朱慈炅起身,王坤连忙上前弯腰搀扶。朱慈炅走下丹陛,走向洞吾的那张沙盘平台,童声清亮平和。
“都来看看吧。”
秦良玉有些意外,但也跟随殿上文武围上了沙盘。朱慈炅只比沙盘高个脑袋,刘若愚命小监抬来紫檀踏台,高度恰与缅地沙盘平齐,将朱慈炅抱坐其上。

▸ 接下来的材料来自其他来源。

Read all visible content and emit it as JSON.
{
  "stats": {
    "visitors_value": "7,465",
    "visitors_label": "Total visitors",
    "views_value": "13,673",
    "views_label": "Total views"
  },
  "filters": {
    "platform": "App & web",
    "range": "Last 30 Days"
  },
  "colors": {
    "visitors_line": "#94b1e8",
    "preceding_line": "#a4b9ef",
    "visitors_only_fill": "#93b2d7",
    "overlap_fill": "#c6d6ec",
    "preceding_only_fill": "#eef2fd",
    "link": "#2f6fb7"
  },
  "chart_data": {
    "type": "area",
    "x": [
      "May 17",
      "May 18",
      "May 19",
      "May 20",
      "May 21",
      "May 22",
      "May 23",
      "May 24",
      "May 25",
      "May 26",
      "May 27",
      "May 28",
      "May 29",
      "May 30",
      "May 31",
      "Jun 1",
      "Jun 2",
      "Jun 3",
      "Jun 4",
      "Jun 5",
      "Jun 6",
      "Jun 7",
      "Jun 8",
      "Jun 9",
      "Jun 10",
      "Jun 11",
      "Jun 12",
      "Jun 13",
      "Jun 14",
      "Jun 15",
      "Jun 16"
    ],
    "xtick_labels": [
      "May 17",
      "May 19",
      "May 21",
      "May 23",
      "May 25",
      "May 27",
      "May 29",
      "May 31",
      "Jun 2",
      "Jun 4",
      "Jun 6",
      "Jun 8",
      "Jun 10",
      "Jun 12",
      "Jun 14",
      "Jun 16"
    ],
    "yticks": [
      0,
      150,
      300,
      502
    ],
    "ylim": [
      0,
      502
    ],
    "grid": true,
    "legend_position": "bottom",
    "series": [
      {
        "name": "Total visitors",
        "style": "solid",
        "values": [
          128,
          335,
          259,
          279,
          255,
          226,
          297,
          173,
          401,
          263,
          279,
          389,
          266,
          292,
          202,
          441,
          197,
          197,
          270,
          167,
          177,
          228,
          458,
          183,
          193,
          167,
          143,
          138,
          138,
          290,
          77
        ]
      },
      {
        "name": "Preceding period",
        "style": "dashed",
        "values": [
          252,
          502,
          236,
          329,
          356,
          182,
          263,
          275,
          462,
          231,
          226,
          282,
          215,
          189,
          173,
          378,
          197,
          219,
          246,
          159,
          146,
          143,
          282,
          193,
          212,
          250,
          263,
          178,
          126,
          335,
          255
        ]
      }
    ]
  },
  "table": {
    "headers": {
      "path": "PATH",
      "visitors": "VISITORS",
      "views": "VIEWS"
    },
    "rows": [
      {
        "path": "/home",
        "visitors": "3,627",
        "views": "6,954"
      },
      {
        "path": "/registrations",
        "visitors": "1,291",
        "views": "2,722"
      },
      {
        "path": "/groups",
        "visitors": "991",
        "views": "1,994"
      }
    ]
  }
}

朱慈炅挽了好几下宽大的袖子,终于把小手露了出来,但长袖坠在沙盘上,依然很不方便,他手握“讨罪安民”玉圭,指向沙盘。
“这上面是三宣六慰的地盘,而今已经大部分归洞吾了。秦将军,请你说说为何不可战?”
秦良玉对沙盘非常好奇,但根据上面地名也很快看出了作用。
“陛下,我朝素以‘怀柔远人’为治政根本,陛下如果要强开战端,短期可行,长久必然为朝野掣肘,而征讨洞吾,绝非短期可行。此不可战者一。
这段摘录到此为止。